Write a polygon scan-converter.
Your scan-converter should be able to handle the following problem:
Given two triangles with the following coordinates:

(-1,-1,-8) (0,1,-10) (1,0,-9)

(0,0,-7) (0.5,1,-7) (0.5,-1,-7)

and a camera located at the origin and facing into the
negative z direction, with a "focal length" **F** = -3.0,
compute at each pixel the z-buffer value for these triangles.

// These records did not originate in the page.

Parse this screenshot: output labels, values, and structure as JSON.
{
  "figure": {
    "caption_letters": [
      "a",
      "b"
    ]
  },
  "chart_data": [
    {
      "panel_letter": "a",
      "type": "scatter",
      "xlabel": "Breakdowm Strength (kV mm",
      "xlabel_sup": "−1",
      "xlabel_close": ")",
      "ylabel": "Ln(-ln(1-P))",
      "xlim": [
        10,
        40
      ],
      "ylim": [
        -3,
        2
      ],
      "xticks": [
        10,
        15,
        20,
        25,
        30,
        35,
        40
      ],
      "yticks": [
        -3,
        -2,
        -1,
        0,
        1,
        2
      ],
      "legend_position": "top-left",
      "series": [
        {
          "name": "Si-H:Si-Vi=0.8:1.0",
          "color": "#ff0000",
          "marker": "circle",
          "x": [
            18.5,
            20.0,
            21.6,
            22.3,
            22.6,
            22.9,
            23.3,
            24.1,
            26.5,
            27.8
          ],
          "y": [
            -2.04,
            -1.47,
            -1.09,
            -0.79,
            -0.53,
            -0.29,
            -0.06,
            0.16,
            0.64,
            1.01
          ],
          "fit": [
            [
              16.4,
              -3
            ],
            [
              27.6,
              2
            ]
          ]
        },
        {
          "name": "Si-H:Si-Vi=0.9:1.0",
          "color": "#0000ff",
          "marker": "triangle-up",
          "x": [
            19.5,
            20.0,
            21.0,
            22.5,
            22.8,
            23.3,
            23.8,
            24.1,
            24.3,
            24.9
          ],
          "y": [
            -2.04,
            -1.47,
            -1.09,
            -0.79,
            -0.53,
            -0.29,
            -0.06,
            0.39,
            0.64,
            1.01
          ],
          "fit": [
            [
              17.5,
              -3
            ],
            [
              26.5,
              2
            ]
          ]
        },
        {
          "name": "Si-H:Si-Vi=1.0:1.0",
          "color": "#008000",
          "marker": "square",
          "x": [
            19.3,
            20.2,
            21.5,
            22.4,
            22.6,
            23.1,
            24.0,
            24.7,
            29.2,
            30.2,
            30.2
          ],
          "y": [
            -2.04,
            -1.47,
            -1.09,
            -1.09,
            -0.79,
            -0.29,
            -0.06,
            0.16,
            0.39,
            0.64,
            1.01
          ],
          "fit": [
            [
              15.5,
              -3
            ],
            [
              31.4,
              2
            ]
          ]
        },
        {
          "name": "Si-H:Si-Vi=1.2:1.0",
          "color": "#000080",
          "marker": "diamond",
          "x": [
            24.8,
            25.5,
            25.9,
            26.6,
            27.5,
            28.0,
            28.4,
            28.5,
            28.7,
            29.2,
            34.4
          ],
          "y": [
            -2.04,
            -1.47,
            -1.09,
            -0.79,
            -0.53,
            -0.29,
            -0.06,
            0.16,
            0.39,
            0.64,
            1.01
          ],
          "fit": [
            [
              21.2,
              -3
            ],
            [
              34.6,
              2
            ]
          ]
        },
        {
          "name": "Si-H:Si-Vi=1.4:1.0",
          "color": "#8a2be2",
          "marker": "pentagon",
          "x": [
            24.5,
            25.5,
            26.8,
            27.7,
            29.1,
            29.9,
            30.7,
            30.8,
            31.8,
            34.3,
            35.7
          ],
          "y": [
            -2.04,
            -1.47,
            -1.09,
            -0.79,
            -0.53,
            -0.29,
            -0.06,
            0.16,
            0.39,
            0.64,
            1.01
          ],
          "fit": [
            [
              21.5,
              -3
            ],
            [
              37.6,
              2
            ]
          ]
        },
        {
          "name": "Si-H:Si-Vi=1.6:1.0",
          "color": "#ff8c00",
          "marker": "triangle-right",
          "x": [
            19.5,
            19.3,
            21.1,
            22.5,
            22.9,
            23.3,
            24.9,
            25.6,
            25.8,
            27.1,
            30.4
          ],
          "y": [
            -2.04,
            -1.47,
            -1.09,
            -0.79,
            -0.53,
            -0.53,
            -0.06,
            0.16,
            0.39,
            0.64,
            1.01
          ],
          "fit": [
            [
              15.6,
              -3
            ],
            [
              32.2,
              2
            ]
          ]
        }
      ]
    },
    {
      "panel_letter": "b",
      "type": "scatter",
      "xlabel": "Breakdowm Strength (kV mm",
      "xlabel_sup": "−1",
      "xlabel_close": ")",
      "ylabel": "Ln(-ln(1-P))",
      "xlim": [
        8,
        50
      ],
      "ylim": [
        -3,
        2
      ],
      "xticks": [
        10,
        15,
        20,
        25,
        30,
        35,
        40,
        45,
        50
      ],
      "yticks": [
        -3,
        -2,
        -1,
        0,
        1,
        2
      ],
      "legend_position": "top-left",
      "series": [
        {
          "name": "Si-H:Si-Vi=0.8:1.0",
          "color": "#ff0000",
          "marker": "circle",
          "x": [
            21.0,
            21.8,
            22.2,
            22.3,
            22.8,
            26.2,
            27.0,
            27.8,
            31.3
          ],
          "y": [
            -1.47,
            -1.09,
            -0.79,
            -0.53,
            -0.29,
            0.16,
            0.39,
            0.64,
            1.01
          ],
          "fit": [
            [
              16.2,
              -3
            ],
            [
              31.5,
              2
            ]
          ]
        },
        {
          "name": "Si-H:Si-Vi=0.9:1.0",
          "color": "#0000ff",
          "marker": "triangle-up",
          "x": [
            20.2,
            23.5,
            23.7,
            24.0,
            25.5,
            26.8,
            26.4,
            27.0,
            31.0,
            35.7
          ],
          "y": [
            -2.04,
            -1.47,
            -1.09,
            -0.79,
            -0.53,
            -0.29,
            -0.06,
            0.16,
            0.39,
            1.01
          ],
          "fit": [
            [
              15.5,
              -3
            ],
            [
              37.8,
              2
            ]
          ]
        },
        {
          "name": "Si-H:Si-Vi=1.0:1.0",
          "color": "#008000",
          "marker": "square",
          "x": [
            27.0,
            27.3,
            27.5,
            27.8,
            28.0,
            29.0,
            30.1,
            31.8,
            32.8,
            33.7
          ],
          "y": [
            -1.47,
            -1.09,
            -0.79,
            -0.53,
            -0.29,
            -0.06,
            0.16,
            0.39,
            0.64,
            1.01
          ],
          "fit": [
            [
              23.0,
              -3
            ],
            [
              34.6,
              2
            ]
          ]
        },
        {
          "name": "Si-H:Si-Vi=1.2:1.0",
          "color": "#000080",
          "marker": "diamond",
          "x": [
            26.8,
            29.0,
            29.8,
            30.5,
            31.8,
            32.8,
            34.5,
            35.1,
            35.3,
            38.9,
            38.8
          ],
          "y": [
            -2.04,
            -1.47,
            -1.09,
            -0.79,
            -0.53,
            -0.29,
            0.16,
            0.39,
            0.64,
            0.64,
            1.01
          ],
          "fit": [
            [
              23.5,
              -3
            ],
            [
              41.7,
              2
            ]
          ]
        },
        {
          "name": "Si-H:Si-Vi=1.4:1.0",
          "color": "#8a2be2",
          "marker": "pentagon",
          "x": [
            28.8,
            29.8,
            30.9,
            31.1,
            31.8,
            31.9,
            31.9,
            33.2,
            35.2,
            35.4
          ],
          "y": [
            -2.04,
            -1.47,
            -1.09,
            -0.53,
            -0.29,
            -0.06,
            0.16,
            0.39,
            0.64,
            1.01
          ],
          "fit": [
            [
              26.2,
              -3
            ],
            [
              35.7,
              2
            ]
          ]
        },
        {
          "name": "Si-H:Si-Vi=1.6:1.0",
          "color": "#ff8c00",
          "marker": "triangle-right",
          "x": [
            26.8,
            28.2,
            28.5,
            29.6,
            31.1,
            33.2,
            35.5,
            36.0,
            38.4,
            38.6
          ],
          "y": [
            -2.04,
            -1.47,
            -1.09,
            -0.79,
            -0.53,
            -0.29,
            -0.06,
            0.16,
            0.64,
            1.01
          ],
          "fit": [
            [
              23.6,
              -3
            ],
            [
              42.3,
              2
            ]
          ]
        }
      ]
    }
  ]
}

Recall from our class discussion that
a perspective transformation is given by

(x,y,z) -> (F*x/z,F*y/z,1/z)

and that a z-buffer stores perspective z values
(ie: 1/z) at each pixel,
and that the z-buffer is initialized to 0 (which is
the "background" 1/z value corresponding to
a z coordinate of negative infinity).
Your job is to create an image of the z-buffered triangles.
When displaying the result,
scale the values in the z-buffer to create
clearly visible gray values.

To *scan convert*
each triangle,
you will need to loop through the image.
Conceptually, the algorithm is as follows:

FIND THE TOP AND BOTTOM ROW OF THE IMAGE WHICH IS ON THE TRIANGLE
for (int row = topRow ; row <= botRow ; row++) {
COMPUTE LEFT AND RIGHT COLUMN FOR THIS ROW
for (int col = leftCol ; col <= rightCol ; col++) {
LINEARLY INTERPOLATE TO GET perspZ AT THIS PIXEL
if (zBuffer[row][col] > perspZ) {
zBuffer[row][col] = perspZ;
}
}
}

Remember, for this algorithm you need to use the
perspective coordinates of the triangle vertices.
You will also first need to convert the perspective x and
y coordinates of each vertex to pixel values,
(ie: an x coordinate of 0 must map into the *center* column of the image,
-0.5 maps into the leftmost image column, +0.5 maps into the rightmost image column, etc).

You can find the top and bottom rows of the triangle in the image
just by taking the respective min and max of the y coordinates
of the vertices, after they have been converted to pixel coordinates.

You'll need to linearly interpolate the x coordinates along the edges
in each row to find the left and right column in each row.
To do this in each row, you will need to determine, for that row,
which triangle edge bounds the triangle on the left,
and which triangle edge bounds the triangle on the right.